Overspending in its various forms is the one thing above all others that will stop you from achieving your goals financially. One of the biggest mistakes people make in life is to come to this realisation too late. For most people as children, money is not an issue in which they have any involvement. Most children have a limited concept of money. It extends to the fact that their parents have it, and they don’t! They don’t think to ask, how much money do my parents have, do they have enough money, are they happy with their financial situation? You just know that they have this thing and you do not. If you want something your parents buy it for you. If they can’t afford to buy it for you, in most cases they just say “No you can’t have that.” Rarely will they say “no I can’t afford to buy you that.” So even if your parents are experiencing financial difficulties, you are blissfully unaware it.

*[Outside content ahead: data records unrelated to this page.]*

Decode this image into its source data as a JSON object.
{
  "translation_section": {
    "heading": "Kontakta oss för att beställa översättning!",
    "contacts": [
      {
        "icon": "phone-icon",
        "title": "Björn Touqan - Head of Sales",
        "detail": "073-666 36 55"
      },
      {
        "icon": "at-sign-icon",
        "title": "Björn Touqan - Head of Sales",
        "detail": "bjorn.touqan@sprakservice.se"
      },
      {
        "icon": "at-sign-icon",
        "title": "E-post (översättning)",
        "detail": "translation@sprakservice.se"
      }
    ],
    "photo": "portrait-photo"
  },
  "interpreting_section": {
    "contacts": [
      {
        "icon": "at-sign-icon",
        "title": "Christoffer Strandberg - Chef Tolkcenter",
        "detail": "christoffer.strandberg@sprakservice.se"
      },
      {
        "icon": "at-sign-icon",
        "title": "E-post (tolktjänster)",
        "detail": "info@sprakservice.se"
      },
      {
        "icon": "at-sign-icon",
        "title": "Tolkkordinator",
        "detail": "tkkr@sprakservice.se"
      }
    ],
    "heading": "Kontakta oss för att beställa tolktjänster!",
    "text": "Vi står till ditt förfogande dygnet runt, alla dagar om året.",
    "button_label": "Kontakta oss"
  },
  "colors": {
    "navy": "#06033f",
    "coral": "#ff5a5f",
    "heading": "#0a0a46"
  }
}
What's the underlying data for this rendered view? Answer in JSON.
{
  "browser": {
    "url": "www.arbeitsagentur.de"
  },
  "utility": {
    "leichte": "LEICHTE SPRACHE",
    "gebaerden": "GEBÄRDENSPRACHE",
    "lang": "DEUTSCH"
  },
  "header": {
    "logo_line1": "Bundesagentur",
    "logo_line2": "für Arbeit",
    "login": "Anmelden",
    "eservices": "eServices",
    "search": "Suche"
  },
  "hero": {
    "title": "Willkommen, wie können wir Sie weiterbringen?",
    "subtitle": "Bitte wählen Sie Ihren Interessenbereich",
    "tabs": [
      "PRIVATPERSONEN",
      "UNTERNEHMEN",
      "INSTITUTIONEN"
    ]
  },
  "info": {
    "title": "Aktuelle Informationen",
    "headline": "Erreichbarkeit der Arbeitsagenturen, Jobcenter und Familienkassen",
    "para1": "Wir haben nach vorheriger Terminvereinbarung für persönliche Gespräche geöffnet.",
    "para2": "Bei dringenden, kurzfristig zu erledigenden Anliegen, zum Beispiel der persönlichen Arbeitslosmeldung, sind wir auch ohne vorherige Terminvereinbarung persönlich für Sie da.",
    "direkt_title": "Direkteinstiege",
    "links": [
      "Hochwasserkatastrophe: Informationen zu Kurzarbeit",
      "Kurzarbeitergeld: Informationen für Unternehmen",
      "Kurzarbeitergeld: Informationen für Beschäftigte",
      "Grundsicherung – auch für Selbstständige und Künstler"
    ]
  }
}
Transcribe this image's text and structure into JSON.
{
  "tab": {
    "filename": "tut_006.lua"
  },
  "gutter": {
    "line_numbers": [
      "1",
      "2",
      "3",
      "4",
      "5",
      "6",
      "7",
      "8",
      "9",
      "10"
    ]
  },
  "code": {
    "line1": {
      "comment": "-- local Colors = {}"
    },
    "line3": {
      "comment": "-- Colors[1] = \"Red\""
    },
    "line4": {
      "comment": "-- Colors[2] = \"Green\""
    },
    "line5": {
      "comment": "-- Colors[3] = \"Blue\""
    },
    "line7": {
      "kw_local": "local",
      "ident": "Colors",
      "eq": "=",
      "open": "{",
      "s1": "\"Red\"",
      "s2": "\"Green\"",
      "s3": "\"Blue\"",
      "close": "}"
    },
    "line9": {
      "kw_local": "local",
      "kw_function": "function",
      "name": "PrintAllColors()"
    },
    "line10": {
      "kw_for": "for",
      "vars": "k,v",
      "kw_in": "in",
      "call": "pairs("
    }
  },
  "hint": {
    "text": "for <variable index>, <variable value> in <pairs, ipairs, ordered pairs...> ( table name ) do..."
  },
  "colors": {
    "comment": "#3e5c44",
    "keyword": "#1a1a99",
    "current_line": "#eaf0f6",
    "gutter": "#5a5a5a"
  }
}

You may be aware of the fact that your friends parents may have more or less money than yours do, but at its heart your understanding of money is as simple as “Adults have money, Children do not!” which leads to the flow on assumption that “Adults have money, so when I grow up, I’ll have money too!” It will just sort itself out. It’s something I can worry about later. That’s an appropriate attitude for a child. The problem is it’s also an attitude we take into adulthood. That’s often our first mistake.

When we do grow up and we get our first job, we do then have money of own. But often it doesn’t seem enough! That’s ok we tell ourselves, this is just my first job. Everyone starts out small. As I get older I’ll get more experience or get promoted and earn more money. So I’m not going to worry about money now. It’s something I can deal with that later. It will sort itself out.

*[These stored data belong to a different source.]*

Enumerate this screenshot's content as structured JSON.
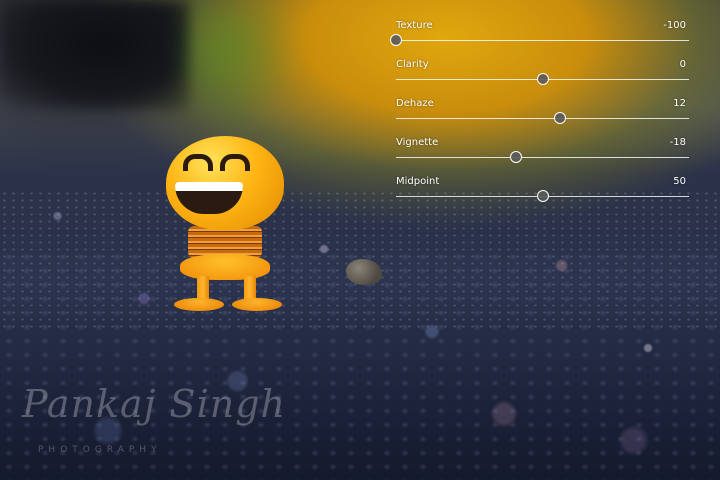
{
  "sliders": [
    {
      "label": "Texture",
      "value": "-100",
      "position": 0.0
    },
    {
      "label": "Clarity",
      "value": "0",
      "position": 0.5
    },
    {
      "label": "Dehaze",
      "value": "12",
      "position": 0.56
    },
    {
      "label": "Vignette",
      "value": "-18",
      "position": 0.41
    },
    {
      "label": "Midpoint",
      "value": "50",
      "position": 0.5
    }
  ],
  "watermark": {
    "name": "Pankaj Singh",
    "subtitle": "PHOTOGRAPHY"
  }
}
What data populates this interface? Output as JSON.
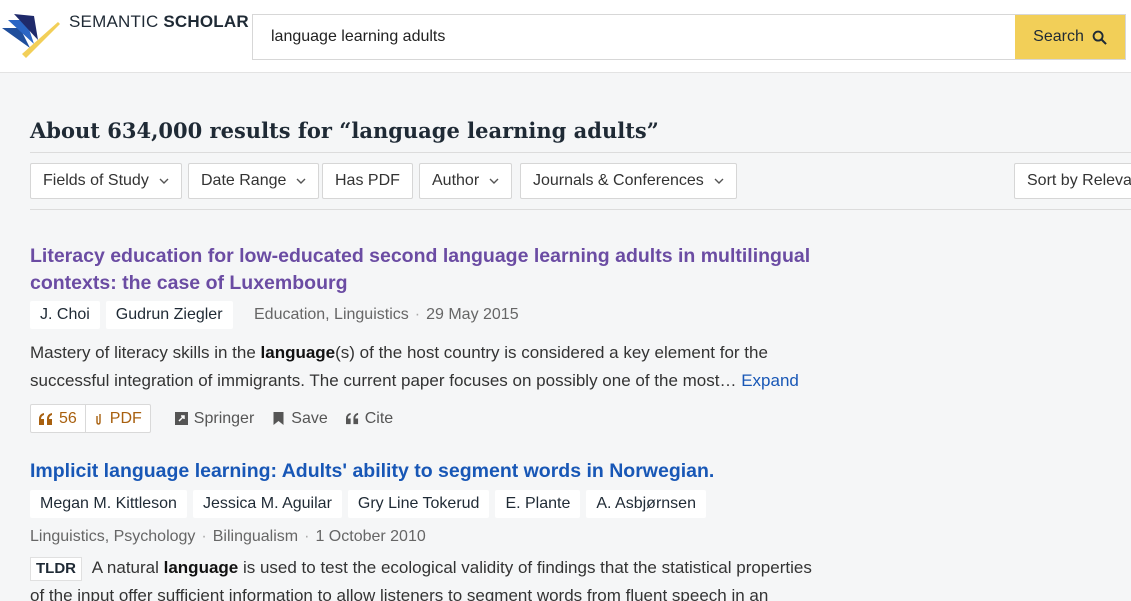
{
  "header": {
    "logo_light": "SEMANTIC",
    "logo_bold": "SCHOLAR",
    "search_value": "language learning adults",
    "search_button": "Search"
  },
  "results": {
    "heading": "About 634,000 results for “language learning adults”"
  },
  "filters": {
    "fields_of_study": "Fields of Study",
    "date_range": "Date Range",
    "has_pdf": "Has PDF",
    "author": "Author",
    "journals": "Journals & Conferences",
    "sort": "Sort by Relevance"
  },
  "papers": [
    {
      "title_line1": "Literacy education for low-educated second language learning adults in multilingual",
      "title_line2": "contexts: the case of Luxembourg",
      "authors": [
        "J. Choi",
        "Gudrun Ziegler"
      ],
      "fields": "Education, Linguistics",
      "date": "29 May 2015",
      "abstract_line1_pre": "Mastery of literacy skills in the ",
      "abstract_line1_bold": "language",
      "abstract_line1_post": "(s) of the host country is considered a key element for the",
      "abstract_line2": "successful integration of immigrants. The current paper focuses on possibly one of the most…",
      "expand": "Expand",
      "citations": "56",
      "pdf": "PDF",
      "publisher": "Springer",
      "save": "Save",
      "cite": "Cite"
    },
    {
      "title": "Implicit language learning: Adults' ability to segment words in Norwegian.",
      "authors": [
        "Megan M. Kittleson",
        "Jessica M. Aguilar",
        "Gry Line Tokerud",
        "E. Plante",
        "A. Asbjørnsen"
      ],
      "fields": "Linguistics, Psychology",
      "venue": "Bilingualism",
      "date": "1 October 2010",
      "tldr": "TLDR",
      "tldr_pre": " A natural ",
      "tldr_bold": "language",
      "tldr_post": " is used to test the ecological validity of findings that the statistical properties",
      "tldr_line2": "of the input offer sufficient information to allow listeners to segment words from fluent speech in an"
    }
  ],
  "colors": {
    "search_button": "#f2cf58",
    "visited_title": "#6b4ca3",
    "link_title": "#1857b6",
    "citation_accent": "#a8600f"
  },
  "icons": [
    "book-logo-icon",
    "search-icon",
    "chevron-down-icon",
    "quote-icon",
    "pdf-icon",
    "external-link-icon",
    "bookmark-icon"
  ]
}
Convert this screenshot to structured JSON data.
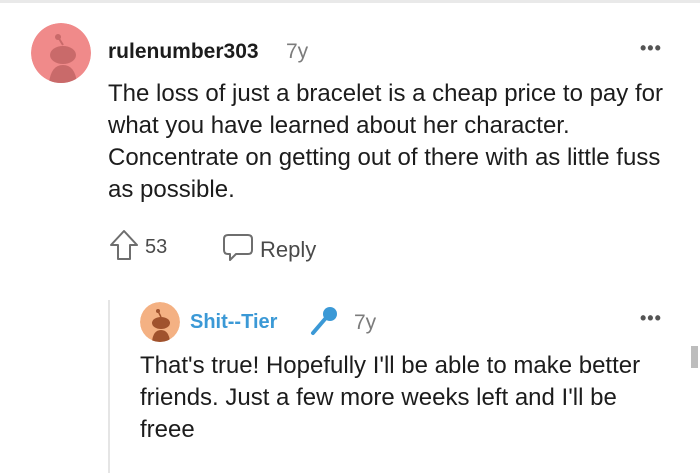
{
  "colors": {
    "avatar1_bg": "#f08a8a",
    "avatar2_bg": "#f4b183",
    "username2": "#3b99d6",
    "meta_gray": "#7c7c7c"
  },
  "comment1": {
    "author": "rulenumber303",
    "time": "7y",
    "more": "•••",
    "body": "The loss of just a bracelet is a cheap price to pay for what you have learned about her character. Concentrate on getting out of there with as little fuss as possible.",
    "upvote_icon": "upvote-arrow-icon",
    "score": "53",
    "reply_icon": "speech-bubble-icon",
    "reply_label": "Reply"
  },
  "comment2": {
    "author": "Shit--Tier",
    "flair_icon": "microphone-icon",
    "time": "7y",
    "more": "•••",
    "body": "That's true! Hopefully I'll be able to make better friends. Just a few more weeks left and I'll be freee"
  }
}
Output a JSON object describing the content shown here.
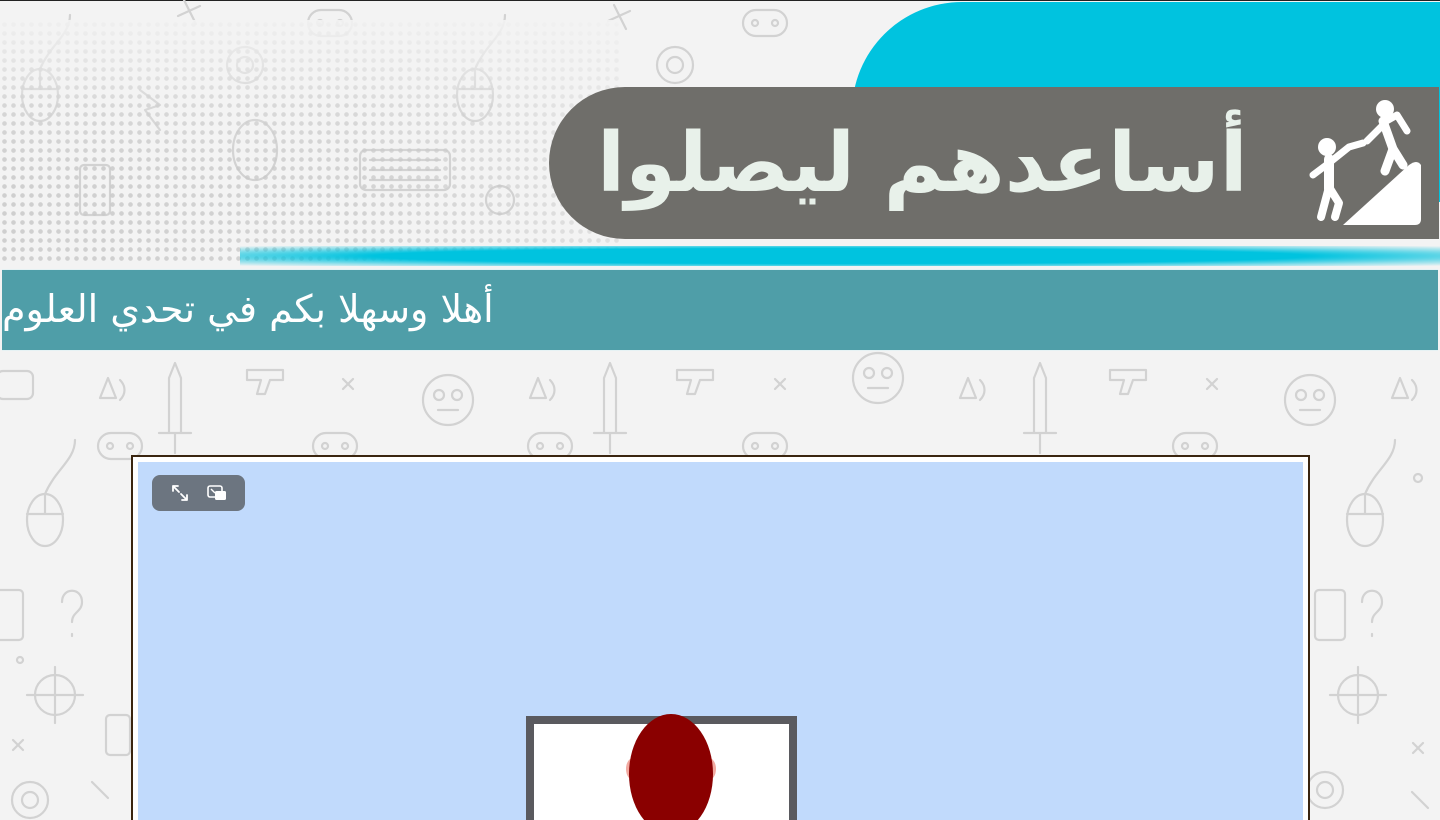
{
  "header": {
    "title": "أساعدهم ليصلوا",
    "logo_icon": "climbing-helper-icon",
    "colors": {
      "accent": "#00c3df",
      "title_bar": "#6f6e6a",
      "title_text": "#e8f1ea"
    }
  },
  "welcome": {
    "text": "أهلا وسهلا بكم في تحدي العلوم",
    "color": "#4f9ea8"
  },
  "game": {
    "controls": [
      {
        "name": "fullscreen-icon"
      },
      {
        "name": "picture-in-picture-icon"
      }
    ],
    "background": "#c1dafc"
  }
}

Then you do get that promotion, or that better paying job and still you don’t seem to have enough, so you put off saving and keep spending. But that’s ok, you’re still young, you’ve got plenty of time. It’s something I can deal with that later. It will sort itself out.

The problem for most people is that they keep putting it off. Some common excuses might be:

• I’m about to get married and once we have two incomes we’ll be ok. We can worry about it then.

• We’re young and we’ve just got married, we want to enjoy life before we have kids. Once we have a family, we can worry about it then.

• We’ve just had kids. Kids are expensive and we’ve just gone back to one income. It’s hard enough to make ends meet as it is. Once the kids are bigger and my spouse goes back to work we’ll have more money, we can worry about it then.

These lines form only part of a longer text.